Shifted bitboards are described on NagaSkaki web page. NagaSkaki is rated around 2000 ELO so it's quite good. My engine is rated around 1600 ELO so it's quite bad

GCC provides built-in functions for finding index of LSB etc.

Posted: **09 Jan 2011, 18:06**

BitSet wrote:Another approach is called shifted bitboards - that's what I use in my engine.

Shifted bitboards are described on NagaSkaki web page. NagaSkaki is rated around 2000 ELO so it's quite good. My engine is rated around 1600 ELO so it's quite bad

GCC provides built-in functions for finding index of LSB etc.

56 operations for rook or bishop looks a bit too expensive for my taste. Despite magics with rather huge tables has only three operations, and-mul-shift-lookup, I suggest to have a closer look to the similar working Classical Approach in one run with 13 64-bit operations (including four bitscans).

Posted: **10 Jan 2011, 18:54**

Is Classical Approach (NOT in one run) faster than Shifted Bitboards?

Posted: **10 Jan 2011, 19:37**

BitSet wrote:Is Classical Approach (NOT in one run) faster than Shifted Bitboards?

Depends on the 64-bit hardware, with recent >= core2 and K10 with fast bitscan instruction, yes. On old AMD K8 Athlons with dead slow 10/11 cycles vector path bsf/bsr probably not. In 32-bit mode so many 64-bit shifts are horror of course.

Per ray it is more or less 11 instructions (with some parallel gain, which otoh costs some registers), D is compile time constant

Code: Select all: (x << D) | (x << 2D) | (x << 3D) | (x << 4D) | (x << 5D) | (x << 6D)

versus one or-bitscan-L1lookup, the or "of the blocker" is needed for a branchless approach:

Code: Select all: raydirLookup[bitscan(X | ENDBIT)]

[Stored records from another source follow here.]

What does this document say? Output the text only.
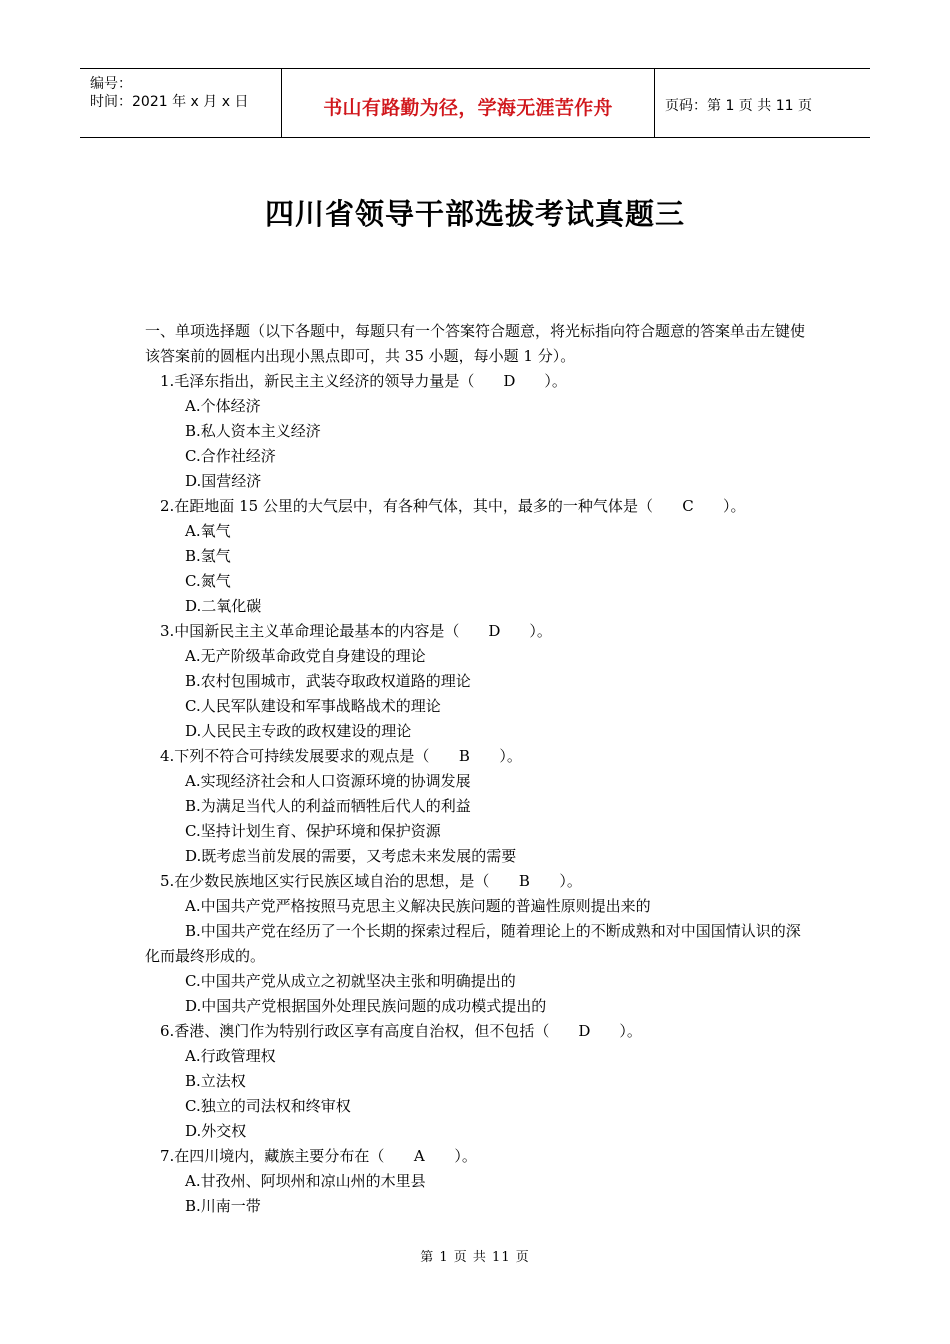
编号：
时间：2021 年 x 月 x 日	书山有路勤为径，学海无涯苦作舟	页码：第 1 页 共 11 页
四川省领导干部选拔考试真题三
一、单项选择题（以下各题中，每题只有一个答案符合题意，将光标指向符合题意的答案单击左键使该答案前的圆框内出现小黑点即可，共 35 小题，每小题 1 分）。
1.毛泽东指出，新民主主义经济的领导力量是（ D ）。
A.个体经济
B.私人资本主义经济
C.合作社经济
D.国营经济
2.在距地面 15 公里的大气层中，有各种气体，其中，最多的一种气体是（ C ）。
A.氧气
B.氢气
C.氮气
D.二氧化碳
3.中国新民主主义革命理论最基本的内容是（ D ）。
A.无产阶级革命政党自身建设的理论
B.农村包围城市，武装夺取政权道路的理论
C.人民军队建设和军事战略战术的理论
D.人民民主专政的政权建设的理论
4.下列不符合可持续发展要求的观点是（ B ）。
A.实现经济社会和人口资源环境的协调发展
B.为满足当代人的利益而牺牲后代人的利益
C.坚持计划生育、保护环境和保护资源
D.既考虑当前发展的需要，又考虑未来发展的需要
5.在少数民族地区实行民族区域自治的思想，是（ B ）。
A.中国共产党严格按照马克思主义解决民族问题的普遍性原则提出来的
B.中国共产党在经历了一个长期的探索过程后，随着理论上的不断成熟和对中国国情认识的深化而最终形成的。
C.中国共产党从成立之初就坚决主张和明确提出的
D.中国共产党根据国外处理民族问题的成功模式提出的
6.香港、澳门作为特别行政区享有高度自治权，但不包括（ D ）。
A.行政管理权
B.立法权
C.独立的司法权和终审权
D.外交权
7.在四川境内，藏族主要分布在（ A ）。
A.甘孜州、阿坝州和凉山州的木里县
B.川南一带
第 1 页 共 11 页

Since the non-rotated attack-getter interface is all equal, one may play with different implementations and approaches like Kindergarten BBs, Obstruction Difference, Hyperbola Quintessence, or finally Magic BBs later, if one has nothing else to do ;-)

One possible improvement of Shifted BBs would be to use parallel prefix shifts with 6 instead of 11 instructions (but more dependencies) :

Code: Select all: x |= (x << D); x |= (x << 2D); x |= (x << 4D);

but still ...

Posted: **10 Jan 2011, 21:58**

So in conclusion: there is no sense in replacing Shifted Bitboards with Classic Approach (even all in one) because on my K7 it won't work faster? All non-rotated approaches are like O(n^2) sorting algorithms compared to O(n*log(n)) QuickSort - magic boards? Am I right?

Posted: **11 Jan 2011, 00:29**

BitSet wrote:So in conclusion: there is no sense in replacing Shifted Bitboards with Classic Approach (even all in one) because on my K7 it won't work faster? All non-rotated approaches are like O(n^2) sorting algorithms compared to O(n*log(n)) QuickSort - magic boards? Am I right?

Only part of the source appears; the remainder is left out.